China at the Cairo Conference: Seventy Years Later

When Chiang met Churchill and FDR—and why Stalin stayed home.

Next month will mark China’s seventieth anniversary of its first entrance into the era of World War II conferences. Even though there may not be any fanfare or events in China commemorating this, the effects of the Cairo Conference linger to this day. Cairo remains synonymous with other famous conferences enshrined in history by their geographical location: Quebec, Tehran, Casablanca, Yalta, Bretton Woods and Potsdam.

Sextant

Codenamed Sextant, the Cairo Conference was sponsored by the United States. It would be the first conference attended by the leaders of three principal Allied countries with a stake in the Asia-Pacific theater: Roosevelt for the United States, Churchill for the United Kingdom, and Chiang Kai-shek for China. However, Stalin would sit out this conference. Through his extensive network of diplomats, confidants and informants, Chiang would learn from the U.S. ambassador in Moscow, William Harriman, that Stalin would neither attend a conference if Chinese leadership was present nor discuss China during the informal sessions with other participants for fear of a Japanese military reprisal against the USSR. Unfortunately, this would remain the USSR’s stance throughout most of the remaining war conferences until the very end of the war.

Additionally, Stalin had concluded a Non-Aggression Pact on April 13, 1941 with Japan, thereby freeing up Soviet forces to focus strategically on a one-front war. On the same day, the two countries also signed a declaration regarding Manchuria and Mongolia. The main thrust of this declaration guaranteed the territorial integrity and inviolability of Japan’s stake in Manchuria while Japan would “respect the territorial integrity and inviolability” of Mongolia.

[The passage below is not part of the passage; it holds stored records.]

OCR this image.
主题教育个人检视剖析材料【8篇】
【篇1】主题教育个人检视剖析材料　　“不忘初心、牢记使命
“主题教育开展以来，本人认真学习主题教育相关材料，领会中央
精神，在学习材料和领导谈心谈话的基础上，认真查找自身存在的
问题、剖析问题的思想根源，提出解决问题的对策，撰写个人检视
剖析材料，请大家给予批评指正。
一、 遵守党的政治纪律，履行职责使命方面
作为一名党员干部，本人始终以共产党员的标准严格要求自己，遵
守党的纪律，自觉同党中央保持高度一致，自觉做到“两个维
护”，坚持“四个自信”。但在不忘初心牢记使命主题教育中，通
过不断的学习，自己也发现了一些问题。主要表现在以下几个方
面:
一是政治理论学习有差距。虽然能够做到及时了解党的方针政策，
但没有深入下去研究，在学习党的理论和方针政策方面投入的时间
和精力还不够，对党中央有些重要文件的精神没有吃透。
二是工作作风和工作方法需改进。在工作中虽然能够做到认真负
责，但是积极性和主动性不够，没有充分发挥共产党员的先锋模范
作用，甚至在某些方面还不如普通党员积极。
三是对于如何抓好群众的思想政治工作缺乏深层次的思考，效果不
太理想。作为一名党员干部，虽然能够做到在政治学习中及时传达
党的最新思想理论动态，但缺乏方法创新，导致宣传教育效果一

Despite the absence of Stalin, the other participants illuminated three main points via a public radio address in the December 1, 1943 Cairo Communiqué. First, Japanese aggression would be restrained and punished. Second, the seized and occupied territories to include Formosa, Manchuria, and the Pescadores would be returned to China. Finally, the eventual independence of Korea would be pursued.

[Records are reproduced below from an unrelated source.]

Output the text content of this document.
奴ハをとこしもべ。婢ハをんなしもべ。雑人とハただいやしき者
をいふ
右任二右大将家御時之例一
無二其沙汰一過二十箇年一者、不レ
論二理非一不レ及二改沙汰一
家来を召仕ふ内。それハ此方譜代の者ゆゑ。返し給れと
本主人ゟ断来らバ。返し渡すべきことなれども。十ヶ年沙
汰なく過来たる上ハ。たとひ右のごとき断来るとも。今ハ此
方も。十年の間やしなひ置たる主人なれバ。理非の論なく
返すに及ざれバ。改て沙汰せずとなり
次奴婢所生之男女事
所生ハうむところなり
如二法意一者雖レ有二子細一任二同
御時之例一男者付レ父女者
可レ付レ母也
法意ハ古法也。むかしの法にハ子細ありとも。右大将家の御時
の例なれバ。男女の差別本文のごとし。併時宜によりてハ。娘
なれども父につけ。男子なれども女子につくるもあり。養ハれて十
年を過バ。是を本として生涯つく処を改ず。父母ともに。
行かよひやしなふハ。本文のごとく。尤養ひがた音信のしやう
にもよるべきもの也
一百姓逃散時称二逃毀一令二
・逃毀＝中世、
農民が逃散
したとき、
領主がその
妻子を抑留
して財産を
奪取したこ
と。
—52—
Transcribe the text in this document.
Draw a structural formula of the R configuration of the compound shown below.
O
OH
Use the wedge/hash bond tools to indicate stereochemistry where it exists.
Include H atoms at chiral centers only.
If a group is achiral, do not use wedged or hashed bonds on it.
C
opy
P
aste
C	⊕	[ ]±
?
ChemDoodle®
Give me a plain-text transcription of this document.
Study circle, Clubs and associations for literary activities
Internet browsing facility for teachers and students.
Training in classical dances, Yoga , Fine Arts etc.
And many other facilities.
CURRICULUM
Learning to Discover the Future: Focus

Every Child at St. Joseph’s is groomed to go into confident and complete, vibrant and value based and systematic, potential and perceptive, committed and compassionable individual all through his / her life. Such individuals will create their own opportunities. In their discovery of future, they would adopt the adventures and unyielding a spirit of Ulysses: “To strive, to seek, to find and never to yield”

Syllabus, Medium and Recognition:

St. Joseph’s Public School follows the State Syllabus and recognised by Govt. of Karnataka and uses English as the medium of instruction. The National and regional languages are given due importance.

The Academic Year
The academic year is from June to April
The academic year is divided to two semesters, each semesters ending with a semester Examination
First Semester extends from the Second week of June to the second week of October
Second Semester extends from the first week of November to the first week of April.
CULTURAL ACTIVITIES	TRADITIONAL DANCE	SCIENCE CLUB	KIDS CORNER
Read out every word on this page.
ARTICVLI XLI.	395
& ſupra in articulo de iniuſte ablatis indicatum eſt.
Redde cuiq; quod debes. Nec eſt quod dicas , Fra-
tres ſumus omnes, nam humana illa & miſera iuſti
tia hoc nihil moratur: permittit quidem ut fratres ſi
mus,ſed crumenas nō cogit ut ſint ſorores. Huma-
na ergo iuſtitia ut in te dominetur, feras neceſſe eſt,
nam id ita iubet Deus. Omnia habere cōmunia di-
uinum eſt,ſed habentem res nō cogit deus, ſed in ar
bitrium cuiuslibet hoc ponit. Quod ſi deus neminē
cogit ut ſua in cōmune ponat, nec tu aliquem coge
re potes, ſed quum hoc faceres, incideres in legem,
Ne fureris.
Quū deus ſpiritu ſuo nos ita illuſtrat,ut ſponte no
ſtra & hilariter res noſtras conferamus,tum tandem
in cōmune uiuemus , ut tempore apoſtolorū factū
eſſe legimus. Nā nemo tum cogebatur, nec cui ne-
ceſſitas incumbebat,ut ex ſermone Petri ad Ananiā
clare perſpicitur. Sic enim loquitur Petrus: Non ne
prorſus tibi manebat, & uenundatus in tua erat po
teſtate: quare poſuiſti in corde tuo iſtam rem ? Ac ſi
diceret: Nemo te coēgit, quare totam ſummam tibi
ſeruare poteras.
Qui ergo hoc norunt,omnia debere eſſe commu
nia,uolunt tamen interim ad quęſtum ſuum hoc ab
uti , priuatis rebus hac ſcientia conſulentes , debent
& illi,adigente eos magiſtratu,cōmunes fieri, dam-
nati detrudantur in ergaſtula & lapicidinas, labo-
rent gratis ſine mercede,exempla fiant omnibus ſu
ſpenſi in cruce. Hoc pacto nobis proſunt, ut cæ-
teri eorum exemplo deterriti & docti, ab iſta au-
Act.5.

The Road from Cairo to Yalta

Despite its initial participation at Cairo, China would be shunned from many of the other conferences including the last major war conference: Yalta. The Yalta Conference holds a particularly important place in history because it set in place the post-war realignment. While the Yalta Conference was being concluded in February 1945, Chiang would quickly learn from his sources that he had been squeezed out of postwar concessions by the Big Three(Roosevelt, Churchill, and Stalin) even though China had borne a significant share of Japanese aggression. Specifically, China was coerced by a secret agreement reached at Yalta that ceded Soviet concessions in Manchuria as well as recognition of Mongolian independence. With no international assistance, Chiang was forced to negotiate with Stalin alone a few months later. The Manchurian sphere would harm Chiang in the future. The safety and security of a Manchurian Soviet sphere would provide Mao Zedong and his Chinese Communist Party forces a chance to lick their wounds, train and rearm. It would only be a year or so before Mao and his forces would leave Manchuria to begin their successful takeover of the Chinese mainland.

Cairo’s Aftermath

China’s presence at Cairo was a watershed event. In retrospect, the three main objectives manifested in the Communiqué continue to haunt China and the international community. There still remains bad blood between Japan and its neighbors concerning the war; territorial disputes persist between the ROC and PRC, and the Korean peninsula remains divided. Yet, Cairo offers an excellent opportunity to reflect on Chinese participation, sacrifice and efforts not just in Cairo, but also during the whole World War II effort.

Wilson VornDick is a lieutenant commander in the U.S. Navy, where he is assigned to the Pentagon. Previously, he worked at the Chinese Maritime Studies Institute at the U.S. Naval War College. This piece reflects the author’s opinions, not the official assessments of the U.S. Navy or any other government entity.